Roman fait même part d’une déception à ce sujet : contrairement à ses attentes, la grosse majorité des commanditaires préfèrent commander le packaging complet de leurs services. Pour lui, « cela démentit toutes les considérations d’économie des moyens et du DIY ». Il était persuadé qu’au moins la moitié de leurs clients issus du milieu DIY, allaient se limiter aux commandes de cassettes vierges, faisant le reste eux-mêmes. En réalité, la part de telles commandes minimales est infime : la plupart optent pour le service complet, pochettes et emballage inclus. La marge de 50 % sur l’impression des pochettes (établie par Ilya afin de compenser le renchérissement du cycle productif à la suite des sanctions) ne les rebute pas : ils sont prêts à payer, alors que « c’est de la pure spéculation », dit-il.

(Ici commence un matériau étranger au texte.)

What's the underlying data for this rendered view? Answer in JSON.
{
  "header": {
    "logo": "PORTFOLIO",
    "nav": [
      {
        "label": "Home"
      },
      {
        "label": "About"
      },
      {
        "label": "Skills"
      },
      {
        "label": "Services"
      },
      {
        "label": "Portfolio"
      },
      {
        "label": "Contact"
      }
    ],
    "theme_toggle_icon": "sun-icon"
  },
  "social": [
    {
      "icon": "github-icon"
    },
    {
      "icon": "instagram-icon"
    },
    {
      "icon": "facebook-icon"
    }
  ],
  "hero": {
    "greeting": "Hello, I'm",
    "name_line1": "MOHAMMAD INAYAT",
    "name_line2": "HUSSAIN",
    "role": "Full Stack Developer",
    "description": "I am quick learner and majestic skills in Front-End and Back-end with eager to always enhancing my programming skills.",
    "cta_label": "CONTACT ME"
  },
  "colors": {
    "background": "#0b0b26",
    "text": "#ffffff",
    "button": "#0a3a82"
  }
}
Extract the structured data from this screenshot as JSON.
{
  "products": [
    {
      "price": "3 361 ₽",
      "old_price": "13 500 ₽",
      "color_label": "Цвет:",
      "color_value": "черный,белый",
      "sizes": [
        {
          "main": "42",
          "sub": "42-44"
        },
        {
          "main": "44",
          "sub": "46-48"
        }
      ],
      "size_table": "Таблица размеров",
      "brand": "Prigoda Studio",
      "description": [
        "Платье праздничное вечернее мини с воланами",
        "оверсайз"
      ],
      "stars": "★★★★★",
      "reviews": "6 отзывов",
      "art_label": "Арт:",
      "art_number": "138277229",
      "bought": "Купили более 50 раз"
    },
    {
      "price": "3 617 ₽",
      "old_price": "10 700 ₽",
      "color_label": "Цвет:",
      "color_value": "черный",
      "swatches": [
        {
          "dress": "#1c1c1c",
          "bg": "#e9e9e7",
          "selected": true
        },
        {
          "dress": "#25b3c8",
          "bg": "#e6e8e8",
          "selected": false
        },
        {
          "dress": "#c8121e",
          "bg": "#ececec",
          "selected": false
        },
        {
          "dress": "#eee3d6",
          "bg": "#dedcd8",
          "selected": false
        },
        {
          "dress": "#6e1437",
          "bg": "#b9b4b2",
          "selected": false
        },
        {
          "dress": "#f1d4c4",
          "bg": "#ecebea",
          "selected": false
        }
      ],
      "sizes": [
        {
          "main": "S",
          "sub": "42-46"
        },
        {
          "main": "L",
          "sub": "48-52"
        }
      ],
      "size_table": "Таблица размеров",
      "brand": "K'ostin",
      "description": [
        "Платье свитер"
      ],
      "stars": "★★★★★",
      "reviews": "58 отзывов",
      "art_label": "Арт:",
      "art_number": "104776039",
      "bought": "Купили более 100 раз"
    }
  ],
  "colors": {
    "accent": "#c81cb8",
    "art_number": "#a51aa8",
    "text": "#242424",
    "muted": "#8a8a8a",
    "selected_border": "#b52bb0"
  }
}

Étant incapables d’inclure l’imprimerie dans leur cycle productif déjà chargé en machines, les manufacturiers recourent à un sous-traitant. La marge perçue n’est pas une rémunération de leur travail, mais une commission d’intermédiaire. Or, le rôle d’intermédiaire, pour Roman, est superflu : un vrai acteur DIY se passe d’intermédiaires, et ne devrait pas lui-même devenir cet intermédiaire. Néanmoins, la demande de packaging complet des commanditaires, y compris ceux issus du DIY, pousse à recourir à des sous-traitants au détriment de ce principe éthique.
Quelle est alors la perception de cette dimension de service complet offert par Tapes, du côté de ses commanditaires ; y voient-ils une contradiction avec les principes du DIY ?
Timofey (né en 1985, designer, fondateur du label DIY Global Pattern, de musiques électroniques ambient dont 95 % de production est constitué de cassettes) est un commanditaire fidèle, de la première heure. Il connaît les fondateurs de Tapes de très longue date :
Ce sont mes très bonnes connaissances, en tant qu’auteur de blog consacré à la musique sur cassettes, j’étais très au fait de tendances locales et mondiales dans le domaine et les ai aidés à mettre les choses en place avec mes conseils. Ils me font des remises en tant que commanditaire permanent (Entretien Timofey).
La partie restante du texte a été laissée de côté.